The Social Contract - Search Help Information
Fields
The following article fields can be searched:
- Title
- Author
- Summary (the concise shaded summary or abstract at the start of many articles).
- Keywords (the list of keywords included with many articles).
- Body - the article text itself.
Basic Search
The basic search mechanism will search for a word or phrase in the any text that is published for articles on the website. The following fields will be searched: title, summary, keywords, and body (the actual article). The article author field will not be searched - if you want to search for articles by an author, see the advanced search.
The search mechanism ignores formatting, so plain text as well as text that is formatted in uppercase, bold, italics, quotes, etc., will be searched. (The search mechanism is case-insensitive and formatting-insensitive).
You can specify multiple words, in which case all of the words will be matched against the article fields. The search will be successful if all of the words are found anywhere in a specific article field (a "logical and" relationship). If you place quotes around a phrase, that exact phrase will be searched for.

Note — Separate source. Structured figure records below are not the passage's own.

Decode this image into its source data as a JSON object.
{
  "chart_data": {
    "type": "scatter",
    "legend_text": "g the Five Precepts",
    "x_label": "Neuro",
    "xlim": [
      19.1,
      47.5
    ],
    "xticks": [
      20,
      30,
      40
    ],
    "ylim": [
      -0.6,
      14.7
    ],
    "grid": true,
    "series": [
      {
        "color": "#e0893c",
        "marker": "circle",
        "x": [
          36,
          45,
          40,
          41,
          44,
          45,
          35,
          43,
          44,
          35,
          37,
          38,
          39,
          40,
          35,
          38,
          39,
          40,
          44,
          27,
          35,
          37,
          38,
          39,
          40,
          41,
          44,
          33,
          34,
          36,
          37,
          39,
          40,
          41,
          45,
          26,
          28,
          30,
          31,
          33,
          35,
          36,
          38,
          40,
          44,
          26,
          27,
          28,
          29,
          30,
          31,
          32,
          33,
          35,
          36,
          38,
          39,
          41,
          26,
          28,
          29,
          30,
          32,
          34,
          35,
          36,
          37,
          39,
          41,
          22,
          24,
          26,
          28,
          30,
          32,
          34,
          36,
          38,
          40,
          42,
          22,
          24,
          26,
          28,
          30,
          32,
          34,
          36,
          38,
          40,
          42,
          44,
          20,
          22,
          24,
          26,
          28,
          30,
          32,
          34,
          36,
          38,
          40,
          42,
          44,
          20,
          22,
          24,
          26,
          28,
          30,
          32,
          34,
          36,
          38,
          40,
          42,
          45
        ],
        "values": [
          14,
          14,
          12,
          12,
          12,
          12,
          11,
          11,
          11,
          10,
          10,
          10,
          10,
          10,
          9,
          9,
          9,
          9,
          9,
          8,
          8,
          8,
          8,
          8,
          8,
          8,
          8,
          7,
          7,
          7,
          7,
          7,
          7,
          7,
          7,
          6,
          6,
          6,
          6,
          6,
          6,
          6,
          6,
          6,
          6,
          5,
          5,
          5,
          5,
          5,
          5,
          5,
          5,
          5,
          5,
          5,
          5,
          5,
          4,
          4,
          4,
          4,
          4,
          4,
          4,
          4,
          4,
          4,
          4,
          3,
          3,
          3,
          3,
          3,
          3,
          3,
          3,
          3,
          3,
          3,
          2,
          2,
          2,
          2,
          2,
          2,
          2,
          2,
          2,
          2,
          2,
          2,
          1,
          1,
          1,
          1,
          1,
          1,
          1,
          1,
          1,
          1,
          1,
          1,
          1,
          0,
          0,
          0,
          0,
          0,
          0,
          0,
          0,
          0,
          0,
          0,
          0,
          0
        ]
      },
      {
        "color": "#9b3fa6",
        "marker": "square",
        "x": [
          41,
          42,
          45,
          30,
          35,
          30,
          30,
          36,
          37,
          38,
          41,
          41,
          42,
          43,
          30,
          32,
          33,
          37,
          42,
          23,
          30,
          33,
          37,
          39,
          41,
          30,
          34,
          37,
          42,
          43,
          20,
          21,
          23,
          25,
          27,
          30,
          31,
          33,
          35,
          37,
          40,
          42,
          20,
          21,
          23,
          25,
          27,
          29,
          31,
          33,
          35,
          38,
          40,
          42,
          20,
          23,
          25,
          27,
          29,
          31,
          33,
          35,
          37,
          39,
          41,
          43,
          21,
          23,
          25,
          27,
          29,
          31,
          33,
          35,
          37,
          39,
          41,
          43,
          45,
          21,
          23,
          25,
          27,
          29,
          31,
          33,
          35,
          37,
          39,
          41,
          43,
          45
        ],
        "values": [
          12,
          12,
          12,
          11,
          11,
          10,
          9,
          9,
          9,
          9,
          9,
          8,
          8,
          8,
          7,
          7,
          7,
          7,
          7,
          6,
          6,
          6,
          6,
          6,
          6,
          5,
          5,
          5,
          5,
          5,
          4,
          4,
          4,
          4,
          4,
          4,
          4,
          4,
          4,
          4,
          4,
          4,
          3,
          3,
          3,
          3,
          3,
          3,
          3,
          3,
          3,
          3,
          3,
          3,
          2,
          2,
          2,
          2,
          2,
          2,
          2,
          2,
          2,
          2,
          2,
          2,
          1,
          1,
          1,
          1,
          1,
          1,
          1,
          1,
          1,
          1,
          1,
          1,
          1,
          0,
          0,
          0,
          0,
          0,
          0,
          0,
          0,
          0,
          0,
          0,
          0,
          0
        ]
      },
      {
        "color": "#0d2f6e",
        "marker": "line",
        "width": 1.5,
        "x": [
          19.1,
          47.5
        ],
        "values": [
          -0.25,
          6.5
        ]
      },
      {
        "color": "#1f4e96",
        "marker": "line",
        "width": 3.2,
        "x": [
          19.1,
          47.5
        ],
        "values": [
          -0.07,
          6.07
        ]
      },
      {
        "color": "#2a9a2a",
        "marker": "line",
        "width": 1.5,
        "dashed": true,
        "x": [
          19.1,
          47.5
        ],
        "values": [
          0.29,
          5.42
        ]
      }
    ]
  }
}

Here are some examples of searching against an article text that contains
"A Walk in the Woods today."
| Searching for: | Result: |
| woods | success |
| WOODS today | success |
| "woods today" | success |
| walk today | success |
| "walk today" | failure |
| walk tomorrow | failure |
| ood | success |
| ood today | success |
| "ood" | success |
Note that you can not search for different words across different fields. For example, you can search for Woods today across all article fields, but you can not search for Woods in the title and simultaneously search for today in the article body. That search would succeed only if both woods and today were both present in one of the article fields, such as the title.
The last example ("ood") illustrates that the search mechanism does not use quotes to delimit words. Quotes can be used to specify a phrase, but if a single string of characters is to be searched for, the results will be the same whether you place the string in quotes or not.

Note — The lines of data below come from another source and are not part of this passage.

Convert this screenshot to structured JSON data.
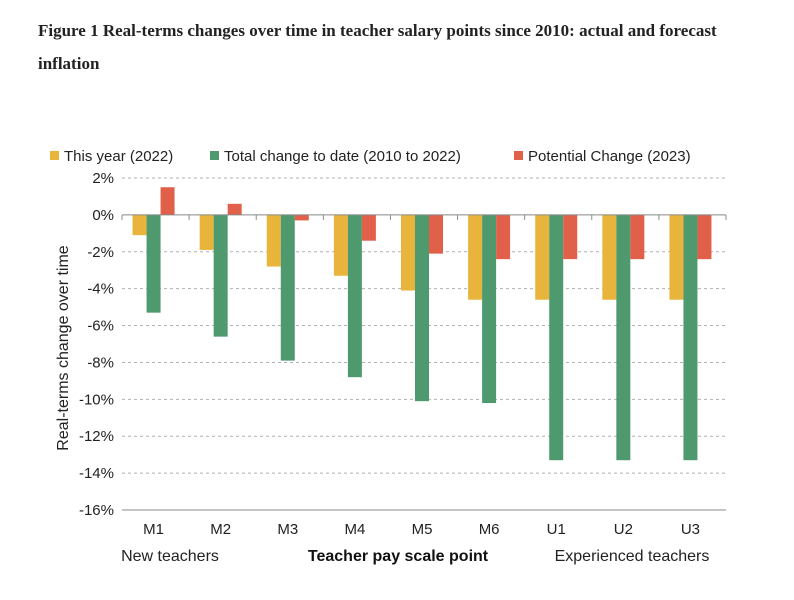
{
  "figure_title": "Figure 1 Real-terms changes over time in teacher salary points since 2010: actual and forecast inflation",
  "colors": {
    "this_year": "#e8b43c",
    "total_change": "#4e9a6e",
    "potential_change": "#e0604a",
    "grid": "#b0b0b0",
    "axis": "#888888"
  },
  "chart_data": {
    "type": "bar",
    "categories": [
      "M1",
      "M2",
      "M3",
      "M4",
      "M5",
      "M6",
      "U1",
      "U2",
      "U3"
    ],
    "series": [
      {
        "name": "This year (2022)",
        "color_key": "this_year",
        "values": [
          -1.1,
          -1.9,
          -2.8,
          -3.3,
          -4.1,
          -4.6,
          -4.6,
          -4.6,
          -4.6
        ]
      },
      {
        "name": "Total change to date (2010 to 2022)",
        "color_key": "total_change",
        "values": [
          -5.3,
          -6.6,
          -7.9,
          -8.8,
          -10.1,
          -10.2,
          -13.3,
          -13.3,
          -13.3
        ]
      },
      {
        "name": "Potential Change (2023)",
        "color_key": "potential_change",
        "values": [
          1.5,
          0.6,
          -0.3,
          -1.4,
          -2.1,
          -2.4,
          -2.4,
          -2.4,
          -2.4
        ]
      }
    ],
    "ylim": [
      -16,
      2
    ],
    "yticks": [
      2,
      0,
      -2,
      -4,
      -6,
      -8,
      -10,
      -12,
      -14,
      -16
    ],
    "ytick_labels": [
      "2%",
      "0%",
      "-2%",
      "-4%",
      "-6%",
      "-8%",
      "-10%",
      "-12%",
      "-14%",
      "-16%"
    ],
    "ylabel": "Real-terms change over time",
    "xlabel": "Teacher pay scale point",
    "group_labels": [
      "New teachers",
      "Experienced teachers"
    ],
    "grid": "horizontal dashed",
    "legend_position": "top"
  }
}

TIP: use quotes is to specify a search phrase of more than one word that must be matched exactly. For example, "walk in the woods".
TIP: make your search phrase longer to refine and limit results that are returned. For example, a search for market wages will match fewer results than will a search for wages.
TIP: in order to search for variations in spelling and word use, abbreviate or truncate the search words. For example, a search for local culture will match: "localized some words multicultural", "local some words culture", etc.
Advanced Search
The advanced search mechanism searches for words and phrases as described above. In addition, you can further qualify your search with advanced search constraints, described below. The advanced constraints must all match in order to return a success (a "logical and" relationship).
- The keyword phrase is optional. If you specify it, the phrase will be searched for as described above, but with additional advanced constraints if you specify them. If you omit the phrase, the other advanced constraints will be used.
- The posted after and posted before dates allow you to curtail your search to articles within a certain date range. You can specify one or both dates.
For example, you could search for all articles published in the last six months by specifying a date range but not specifying a keyword phrase.
TIP: Be somewhat generous when specifying dates. - The category allows you to specify which issues you want to search. You can let this selection default to all categories, or you can select one or more specific issues to search.
- The search field allows you to specify which text fields to search for: title, summary, body, both title and summary, or both summary and body. You can let this selection default in order to search all text fields.
TIP: It is usually a good idea to first search just the title and summary. This will keep the search from returning a large number of results based on searching entire article bodies.
Author Search
The author search mechanism allows you to find all articles published by a given author.
TIP: in order to match all variations of the full name, simply specify all or most of the last name. For example, a search for "smith" will match "Dr. John R. Smithe III, PhD".